Hughes County Oil and Gas Lease Offer

Can anyone comment on any new activity in Hughes County, OK.? I received an offer of $350 per acre and 3/16 royalty, 3 years, in reference to E/2, S/E4 of Sec. 11 Township 7 north range 9 east. The offer comes from Continental Land Resources in Edmond, OK. Any dealings with these people?

Thank You.

Trying to work out the terms with them in 2-6N-9E, 5-6N-9E and 3-6N-9E. Have not discussed lease bonus amount yet. Thanks for the info. Yes, I have leased with them in the past. I don't have any complaints.

Make sure you get no deductions at all, not "enhanced" or the post production costs will potentially cost you a lot.

M Barnes ... that is precisely why our negotiations have stalled. Dealing with this with more than one company right now, and they have hinted at force pooling me. Total of 7 different tracts right now. Very disappointing that they are playing this way ... especially since my previous Exhibit "A" gave them reasonable latitude and they have opted to deduct 40% of my gross revenue

It is my understanding that Force Pooling has no deductions if done since May 2012. I go that route if I can't get the lease I want.

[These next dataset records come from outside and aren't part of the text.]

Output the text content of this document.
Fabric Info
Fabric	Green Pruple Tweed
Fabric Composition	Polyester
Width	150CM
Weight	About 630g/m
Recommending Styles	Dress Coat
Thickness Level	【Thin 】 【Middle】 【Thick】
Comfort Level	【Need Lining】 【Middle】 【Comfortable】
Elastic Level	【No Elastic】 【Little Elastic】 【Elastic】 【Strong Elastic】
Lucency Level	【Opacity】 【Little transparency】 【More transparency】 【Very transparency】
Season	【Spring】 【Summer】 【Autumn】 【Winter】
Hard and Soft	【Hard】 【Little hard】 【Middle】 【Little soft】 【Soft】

I don't have the statute at my fingertips at the moment since I am on a business trip, but it was legislated. Super important in gas prone areas! I have some old leases that the post production charges are 80% of my royalties.

I missed that one! Will have to pull the one OGL I got leased on and check the date. Thanks so much!

My comment only pertains to Force poolings. The terms of a signed lease have their own clauses which rule for them.

M Barnes, in agreement. We are talking force pooling not previously negotiated. I’ve been advised of the following: "They MAY deduct post-production costs.

New Dominion v Parks Family, 2008

"The Commission stayed within its bounds in defining its order. It clarified for the parties its intent-the phrase “normal 1/8 royalty interest as defined by 52 O.S. Section 87.1(e)(1977)” permits deduction of post-production costs; specifically, under the pooling orders at issue, New Dominion may deduct transportation, treatment, and onsite compression after production to the surface in calculating any royalty owed to Parks Family or other royalty owners in the other wells”

I have producing minerals in wells that Petroquest is the Operator. The gross purchase price for natural gas in these wells has been $2.50MCFG. Forget about what MCFG stands for. The important part of my message is the % of the price deduction once post production costs have been removed. Our price of $2.50 was reduced to $1.85. That represents a 26% price reduction. 2% of the 26% is Oklahoma state wellhead tax. Having been a Landman for years and a mineral owner, I believe an interesting counter offer to the oil and gas companies that want to lease your minerals would to include a clause that the post production costs in no event would be greater than 10.0% of the gross wellhead price. This 10% would not include any state taxes. To me that seems like a relief to an oil companies accounting department to have a fixed maximum % that can be charged. This 10% will not be used if the post production charges are below 10%. I don't see that ever happening. Explain it to the oil company like this,"now there is no transparency from Purchaser to Operator, and Operator to Mineral Owner. Thus we have class action suits filed. A fixed % ceiling of 10%,would provide the lacking transparency and have a more predictable revenue stream for the mineral owner.